3) The substance used for the reaction must be sufficient or excessive.

4) The airtightness of the container must be good.

5) The volume of water entering the container should be measured only when it has been cooled to room temperature, otherwise the volume of the water rising in the bell jar is less than 1 5

1. Determination of oxygen content in the air: Experimental phenomenon: Red phosphorus (can not be replaced by charcoal, sulfur, wire, etc.) has a large amount of white smoke when burning, and at the same time, the water surface in the bell gradually rises, and after cooling, the water surface rises by about 1 5 volume.

It seems that you can cut out the examples.

Personal insights! )

With H2S aqueous solution (i.e., hydrosulfuric acid): a colorless gas is introduced into hydrosulfuric acid, if a yellow precipitate (sulfur element) is produced, and after complete precipitation, the supernatant is taken and dilute nitric acid acidified silver nitrate solution is added dropwise, if there is no precipitation generated, it proves that the colorless gas introduced is oxygen.

Or test with BA(HSO3)2 solution, if a colorless gas produces a white precipitate after passing into the solution, it proves that the gas is oxygen:

2hso3-o22h+

2SO42- (bisulfite ions are highly reducible and are immediately oxidized by O2); ba2+ so42-

BaSO4 (the resulting SO42- precipitates with barium ions to form BaSO4).

I seem to remember an organic reagent, the name is not clear. However, this is a test for the very small amount of oxygen dissolved in the liquid.

Generally, after collecting gas with a gas collection cylinder, it can be tested with a Martian wooden strip.

1.Plugging in too slowly and not clamping the spring clamp can cause air to enter the cylinder, which is counted as oxygen.

2.The device leaked, and the oxygen in the bottle escaped into the air.

3.If it is not cooled, oxygen will escape if the pressure inside the bottle is strong, and the result is small.

Happy New Year!

1. If the rubber stopper is stuffed too slowly and the spring clamp is not clamped, part of the air will be released into the air during dry heating, resulting in an increase in the reduced gas in the bottle, and the amount of water refluxed at the end of the experiment will increase, resulting in a result greater than one-fifth.
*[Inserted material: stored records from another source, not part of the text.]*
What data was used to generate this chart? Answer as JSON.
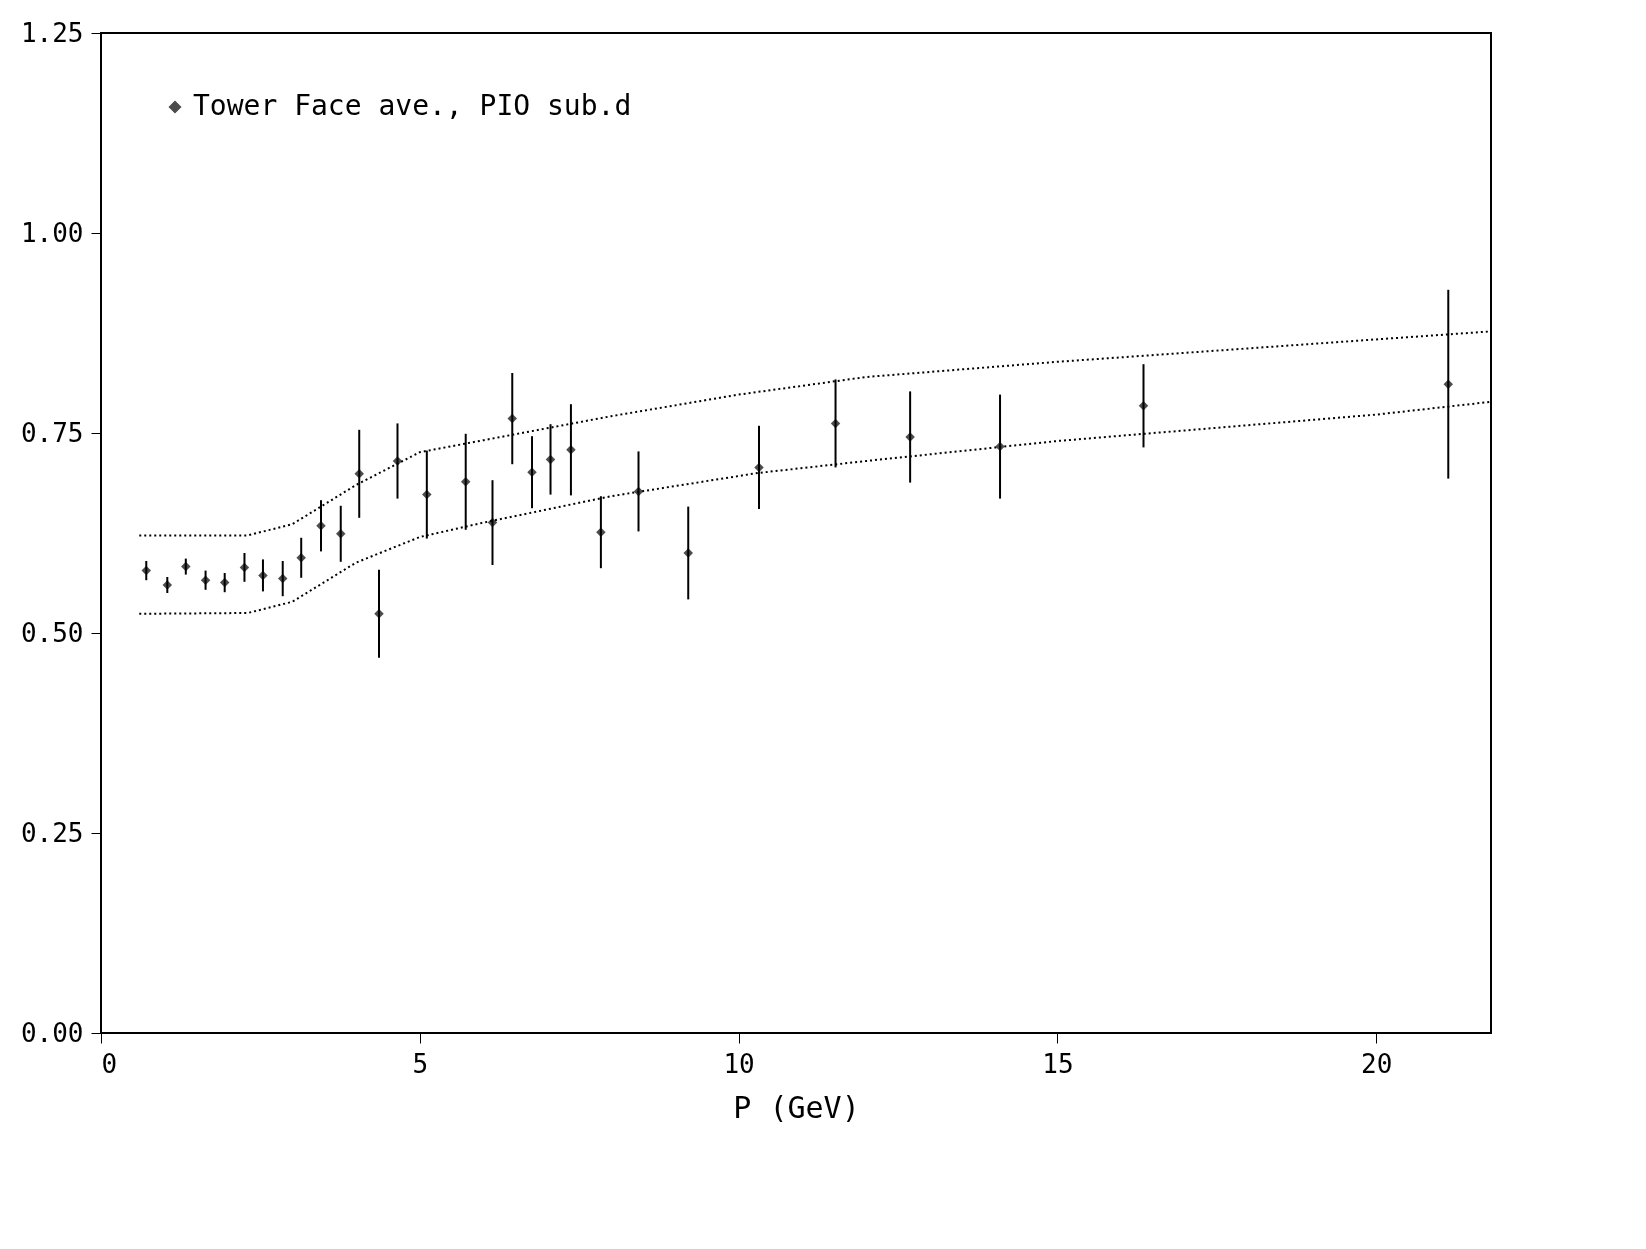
{
  "chart_data": {
    "type": "scatter",
    "xlabel": "P (GeV)",
    "xlim": [
      0,
      21.8
    ],
    "xticks": [
      0,
      5,
      10,
      15,
      20
    ],
    "ylim": [
      0,
      1.25
    ],
    "yticks": [
      {
        "value": 0,
        "label": "0.00"
      },
      {
        "value": 0.25,
        "label": "0.25"
      },
      {
        "value": 0.5,
        "label": "0.50"
      },
      {
        "value": 0.75,
        "label": "0.75"
      },
      {
        "value": 1.0,
        "label": "1.00"
      },
      {
        "value": 1.25,
        "label": "1.25"
      }
    ],
    "grid": false,
    "legend": "top left",
    "series": [
      {
        "name": "Tower Face ave., PIO sub.d",
        "color": "#000000",
        "marker": "diamond",
        "x": [
          0.71,
          1.04,
          1.33,
          1.64,
          1.94,
          2.25,
          2.54,
          2.85,
          3.14,
          3.45,
          3.76,
          4.05,
          4.36,
          4.65,
          5.11,
          5.72,
          6.14,
          6.45,
          6.76,
          7.05,
          7.37,
          7.84,
          8.43,
          9.21,
          10.32,
          11.52,
          12.69,
          14.1,
          16.35,
          21.13
        ],
        "values": [
          0.578,
          0.56,
          0.583,
          0.566,
          0.563,
          0.582,
          0.572,
          0.568,
          0.594,
          0.634,
          0.624,
          0.699,
          0.524,
          0.715,
          0.673,
          0.689,
          0.638,
          0.768,
          0.701,
          0.717,
          0.729,
          0.626,
          0.677,
          0.6,
          0.707,
          0.762,
          0.745,
          0.733,
          0.784,
          0.811
        ],
        "errors": [
          0.012,
          0.01,
          0.01,
          0.012,
          0.012,
          0.018,
          0.02,
          0.022,
          0.025,
          0.032,
          0.035,
          0.055,
          0.055,
          0.047,
          0.055,
          0.06,
          0.053,
          0.057,
          0.045,
          0.044,
          0.057,
          0.045,
          0.05,
          0.058,
          0.052,
          0.055,
          0.057,
          0.065,
          0.052,
          0.118
        ]
      },
      {
        "type": "line",
        "color": "#000000",
        "line_style": "dotted",
        "x": [
          0.6,
          2.3,
          3.0,
          4.0,
          5.0,
          6.0,
          8.0,
          10.0,
          12.0,
          15.0,
          20.0,
          21.8
        ],
        "values": [
          0.622,
          0.622,
          0.636,
          0.685,
          0.726,
          0.741,
          0.771,
          0.798,
          0.82,
          0.839,
          0.867,
          0.877
        ]
      },
      {
        "type": "line",
        "color": "#000000",
        "line_style": "dotted",
        "x": [
          0.6,
          2.3,
          3.0,
          4.0,
          5.0,
          6.0,
          8.0,
          10.3,
          12.0,
          15.0,
          20.0,
          21.8
        ],
        "values": [
          0.524,
          0.525,
          0.539,
          0.588,
          0.62,
          0.638,
          0.671,
          0.7,
          0.715,
          0.74,
          0.773,
          0.789
        ]
      }
    ]
  }
}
2. If the device leaks, the gas outside the bottle will also enter the bottle from the leakage place when the water is returned, so that the amount of water entering the bottle will be reduced, resulting in less than one-fifth of the result.

3. The experimental data can be accurate at room temperature before the experiment and room temperature after the experiment.

1.Air enters the bottle and the amount of oxygen increases 2Oxygen leakage in the bottle 3Cooling the room temperature is to prevent the gas from expanding.

There are two reasons why the experimental results are greater than 1 5

First, the cork of the bottle is not quickly tightened after igniting the red phosphorus, resulting in the gas in the bottle expanding due to heat and escaping from the mouth of the gas collection cylinder.

The second is that the spring clamp is not tightened, and the gas temperature in the bottle rises and expands when the red phosphorus is burned, and a part of the gas will escape from the catheter.

This theoretically cannot be 2 5 of the volume of air, there may be two kinds: there is water inside the reagent bottle before the reaction, which you calculate as part of the water level ** that sucks after the reaction; Another possibility is airtightness. Since you said that the air tightness is good, then such an obvious error must be the first error of experimental operation.

Therefore, the most effective way to prove this is to repeat the test, and the conclusion will be verified naturally.

It's possible that the gas expands when it is heated and you put it in the water before it cools, so that some of the water is produced by the expansion of the gas.

Is it included a small amount of water that is added to the gas collection cylinder before burning? Generally speaking, the water in this experiment is less than one-fifth, and it is difficult to achieve one-fifth.

It's possible that you didn't wait until the cylinder was completely cooled before opening the water stop, so the air inside the cylinder was heated and expanded! It's also possible that your spring clips aren't tightened!